子宮筋腫は場所や大きさが問題

子宮筋腫は、子宮の筋肉にできる固い「良性のこぶ(しゅよう)」です。大きさとできた部位によっては、流産や早産に結びつくこともあるので、注意が必要です。
胎児の発育・成長には、極端に大きな筋腫がたくさんあるような場合以外は、それほど影響しないでしょう。ただし、筋腫ができた部位によっては、筋腫が邪魔をして、「さかご」になることがあります。また、筋腫が変性を起こして、痛みの原因になることもあります。出産方法は、筋腫の場所や大きさによって違ってきます。特に、頸管部近くにできた筋腫は、産道を圧迫して赤ちゃんがおりてくるのを妨げるので、帝王切開になることが多くなります。
産後は、子宮の回復が悪かったり、悪露の出方が悪く、感染症を起こすこともあるので、無理をしないことが大切。
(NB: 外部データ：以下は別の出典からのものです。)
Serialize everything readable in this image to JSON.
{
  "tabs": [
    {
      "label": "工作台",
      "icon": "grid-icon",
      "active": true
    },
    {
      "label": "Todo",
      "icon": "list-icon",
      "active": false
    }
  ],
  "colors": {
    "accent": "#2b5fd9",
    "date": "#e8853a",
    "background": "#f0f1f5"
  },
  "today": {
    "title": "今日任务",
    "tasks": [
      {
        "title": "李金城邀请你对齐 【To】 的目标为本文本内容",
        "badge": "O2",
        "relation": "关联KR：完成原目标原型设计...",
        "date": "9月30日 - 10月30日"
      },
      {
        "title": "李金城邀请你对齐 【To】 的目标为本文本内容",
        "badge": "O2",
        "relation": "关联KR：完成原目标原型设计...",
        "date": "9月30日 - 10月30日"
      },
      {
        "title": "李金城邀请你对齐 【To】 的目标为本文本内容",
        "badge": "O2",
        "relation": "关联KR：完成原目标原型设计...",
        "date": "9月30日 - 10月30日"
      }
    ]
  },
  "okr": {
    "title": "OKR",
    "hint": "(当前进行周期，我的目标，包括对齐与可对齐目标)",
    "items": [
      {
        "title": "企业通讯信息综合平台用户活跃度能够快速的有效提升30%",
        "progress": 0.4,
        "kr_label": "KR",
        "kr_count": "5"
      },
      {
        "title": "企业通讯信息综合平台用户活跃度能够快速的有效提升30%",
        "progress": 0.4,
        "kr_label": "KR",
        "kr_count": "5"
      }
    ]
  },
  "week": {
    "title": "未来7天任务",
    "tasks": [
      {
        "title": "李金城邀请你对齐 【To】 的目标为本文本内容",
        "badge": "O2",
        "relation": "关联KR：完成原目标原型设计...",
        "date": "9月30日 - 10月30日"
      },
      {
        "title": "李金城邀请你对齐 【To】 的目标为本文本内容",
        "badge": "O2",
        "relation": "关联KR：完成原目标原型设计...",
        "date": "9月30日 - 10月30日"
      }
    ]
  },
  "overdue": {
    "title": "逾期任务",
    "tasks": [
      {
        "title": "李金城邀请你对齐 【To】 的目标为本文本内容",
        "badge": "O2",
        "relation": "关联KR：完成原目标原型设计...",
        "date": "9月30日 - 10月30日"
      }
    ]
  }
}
母乳はできるだけ長くあげたほうが子宮の収縮や筋腫の成長に対し、効果的です。よほど特殊の場合を除いて、基本的に妊娠中は手術をしません。帝王切開で出産した場合も、出血が増える可能性が大きいので、出産時に筋腫をいっしょにとることはあまり行われません。出産後は小さくなる可能性があるので、産後の経過をみて治療方針を決めていきます。
次の妊娠を希望する時は、筋腫があまり大きくならないうちに妊娠するか、それまでに筋腫の核だけをとる「筋腫核手術」を受けたほうがいいでしょう。産後もきちんと定期健診を受けることが大切です。